2020 : une affaire de slip qui nous concerne tous

2020 commence à peine que le bal des bad buzz est déjà ouvert. Et si on écoutait ce que cette affaire de slip a à nous dire ?

L’affaire du Slip français, qu’est-ce à dire ?

Petit rappel des faits. On est le 1er janvier, lendemain de fête donc. Une jeune femme - parfaitement inconnue - poste une vidéo depuis son compte Instagram privé. Elle s’y présente le visage grimé en noir, affublée d’un boubou, et hilare. Apparaissent bientôt deux de ses amis, déguisés également, l’une d’un manteau de fourrure et l’autre d’un costume de singe. C’est le compte Instagram @Maisnoncestpasraciste qui relaie en premier la vidéo en prenant soin de mentionner les comptes Instagram et profils LinkedIn (aujourd'hui suspendus) des trois personnes figurant sur la vidéo.

Selon Visibrain, plateforme de veille des réseaux sociaux, 86 146 tweets publiés par 41 730 internautes vont suivre. Deux des protagonistes occupent des postes au service marketing du Slip français. Dans les commentaires, on commence à trouver que ce serait une bonne idée d'interpeller l'entreprise, histoire de faire monter la pression. Et cela fonctionne. En quelques heures, près de 22 000 tweets appellent au boycott de la marque autour du hashtag : « BoycottSlipFrancais » . Dans la foulée, une pétition ouverte sur la plateforme Change.org réunit - à ce jour - un peu moins de 4 000 signatures.

https://www.instagram.com/p/B6xg6onqeiP/?utm_source=ig_web_copy_link

La marque réagit vite. Un communiqué de presse tombe dès le lendemain et annonce d’emblée des sanctions :

« Si l’entreprise n’est pas légalement responsable des agissements de ses salariés en dehors du contexte professionnel, nous considérons que nous avons cependant une responsabilité morale face à ses comportements racistes et discriminatoires qui sont aux antipodes de nos valeurs. C’est pourquoi nous avons décidé de sanctionner fermement les deux salariés. »

Que dit le droit ?

« Sanctionner fermement » ... Est-il seulement possible pour l’entreprise de le faire ? Pas évident. En effet, les faits reprochés ont été commis dans un cadre parfaitement privé, et sans aucune mention à la sphère professionnelle des protagonistes. Or, si on peut licencier quelqu’un pour faute professionnelle, on n’est pas censé pouvoir le faire pour des agissements dans le cadre d’une affaire privée. Et c'est sans doute, dans une très grande majorité des cas, une bonne chose.
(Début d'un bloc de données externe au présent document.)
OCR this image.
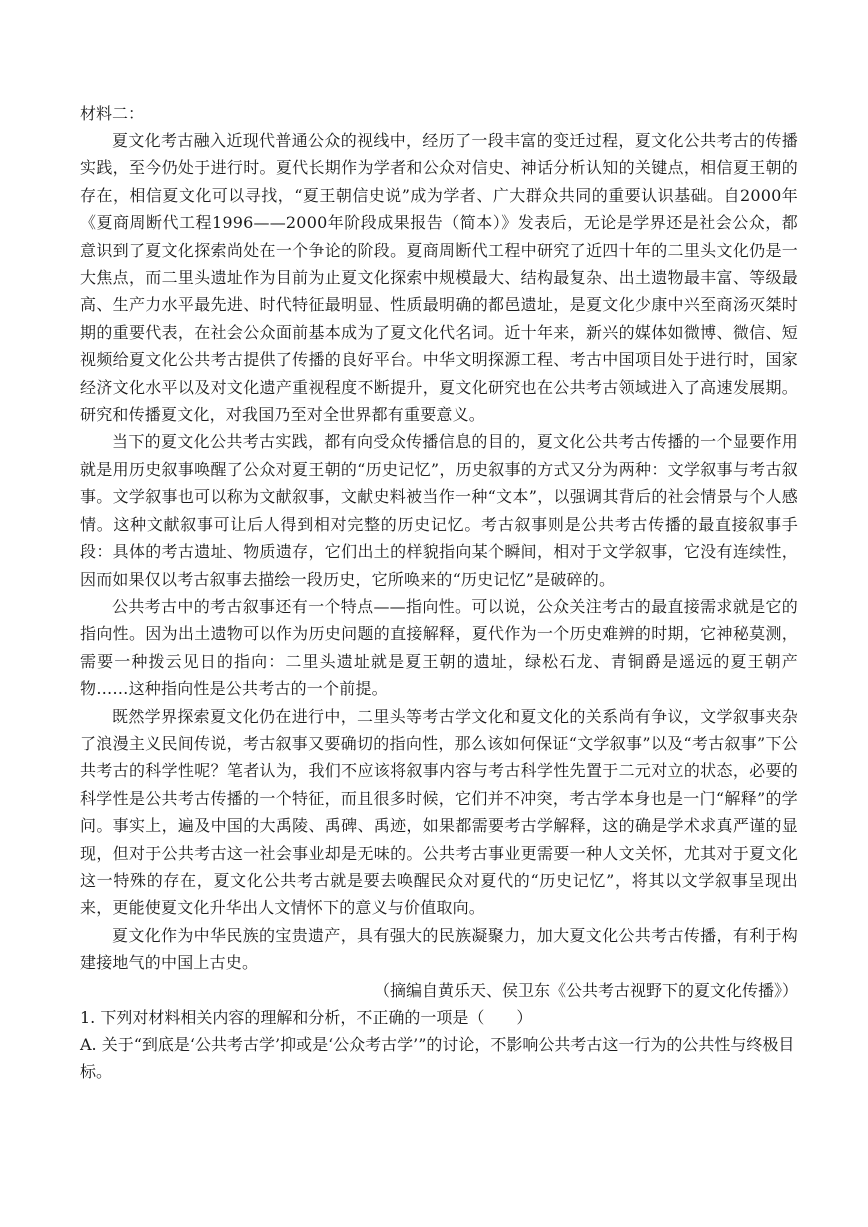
材料二：

夏文化考古融入近现代普通公众的视线中，经历了一段丰富的变迁过程，夏文化公共考古的传播实践，至今仍处于进行时。夏代长期作为学者和公众对信史、神话分析认知的关键点，相信夏王朝的存在，相信夏文化可以寻找，“夏王朝信史说”成为学者、广大群众共同的重要认识基础。自2000年《夏商周断代工程1996——2000年阶段成果报告（简本）》发表后，无论是学界还是社会公众，都意识到了夏文化探索尚处在一个争论的阶段。夏商周断代工程中研究了近四十年的二里头文化仍是一大焦点，而二里头遗址作为目前为止夏文化探索中规模最大、结构最复杂、出土遗物最丰富、等级最高、生产力水平最先进、时代特征最明显、性质最明确的都邑遗址，是夏文化少康中兴至商汤灭桀时期的重要代表，在社会公众面前基本成为了夏文化代名词。近十年来，新兴的媒体如微博、微信、短视频给夏文化公共考古提供了传播的良好平台。中华文明探源工程、考古中国项目处于进行时，国家经济文化水平以及对文化遗产重视程度不断提升，夏文化研究也在公共考古领域进入了高速发展期。研究和传播夏文化，对我国乃至对全世界都有重要意义。

当下的夏文化公共考古实践，都有向受众传播信息的目的，夏文化公共考古传播的一个显要作用就是用历史叙事唤醒了公众对夏王朝的“历史记忆”，历史叙事的方式又分为两种：文学叙事与考古叙事。文学叙事也可以称为文献叙事，文献史料被当作一种“文本”，以强调其背后的社会情景与个人感情。这种文献叙事可让后人得到相对完整的历史记忆。考古叙事则是公共考古传播的最直接叙事手段：具体的考古遗址、物质遗存，它们出土的样貌指向某个瞬间，相对于文学叙事，它没有连续性，因而如果仅以考古叙事去描绘一段历史，它所唤来的“历史记忆”是破碎的。

公共考古中的考古叙事还有一个特点——指向性。可以说，公众关注考古的最直接需求就是它的指向性。因为出土遗物可以作为历史问题的直接解释，夏代作为一个历史难辨的时期，它神秘莫测，需要一种拨云见日的指向：二里头遗址就是夏王朝的遗址，绿松石龙、青铜爵是遥远的夏王朝产物……这种指向性是公共考古的一个前提。

既然学界探索夏文化仍在进行中，二里头等考古学文化和夏文化的关系尚有争议，文学叙事夹杂了浪漫主义民间传说，考古叙事又要确切的指向性，那么该如何保证“文学叙事”以及“考古叙事”下公共考古的科学性呢？笔者认为，我们不应该将叙事内容与考古科学性先置于二元对立的状态，必要的科学性是公共考古传播的一个特征，而且很多时候，它们并不冲突，考古学本身也是一门“解释”的学问。事实上，遍及中国的大禹陵、禹碑、禹迹，如果都需要考古学解释，这的确是学术求真严谨的显现，但对于公共考古这一社会事业却是无味的。公共考古事业更需要一种人文关怀，尤其对于夏文化这一特殊的存在，夏文化公共考古就是要去唤醒民众对夏代的“历史记忆”，将其以文学叙事呈现出来，更能使夏文化升华出人文情怀下的意义与价值取向。

夏文化作为中华民族的宝贵遗产，具有强大的民族凝聚力，加大夏文化公共考古传播，有利于构建接地气的中国上古史。

（摘编自黄乐天、侯卫东《公共考古视野下的夏文化传播》）

1. 下列对材料相关内容的理解和分析，不正确的一项是（　　）

A. 关于“到底是‘公共考古学’抑或是‘公众考古学’”的讨论，不影响公共考古这一行为的公共性与终极目标。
On peut se rapporter en cela à l’article L1121-1 du Code du Travail :   « Nul ne peut apporter aux droits des personnes et aux libertés individuelles et collectives de restrictions qui ne seraient pas justifiées par la nature de la tâche à accomplir ni proportionnées au but recherché. »

Toutefois, la jurisprudence valide des exceptions. « En principe, l'employeur n'étend pas son pouvoir disciplinaire en dehors de l'entreprise. Cela étant, ce principe peut être tempéré s'il est avéré que les faits peuvent avoir un impact sur elle, explique Elvira Martinez, avocate au sein du cabinet FTPA. Ici, le risque de voir son image ou son chiffre d'affaires endommagés peut exister. Mais ce qui est très marquant dans cette affaire, c'est de constater la manière dont les réseaux sociaux veulent faire pression sur une partie du pouvoir disciplinaire des entreprises."

La com’ ne peut plus se passer des questions éthiques

Au-delà du droit donc, l'affaire du Slip français pose de vraies questions. Où s'arrête et où commence la responsabilité d'une entreprise ? Où commencent et où s'arrêtent ses actions de communication ? Qu'un fabricant de slips se trouve tout à coup interpellé sur une question de racisme nous rappelle que, décidément, la communication et le marketing ne sont plus qu'une affaire de business que l'on règle à coups de slogans, de plans média, et de chartes graphiques (fussent-elles particulièrement instagrammables).

Les entreprises - qu'elles fassent dans le slip ou les tuyaux de poêle - doivent désormais réfléchir en termes d'éthique. C'est incontestablement une extension du domaine de leur lutte.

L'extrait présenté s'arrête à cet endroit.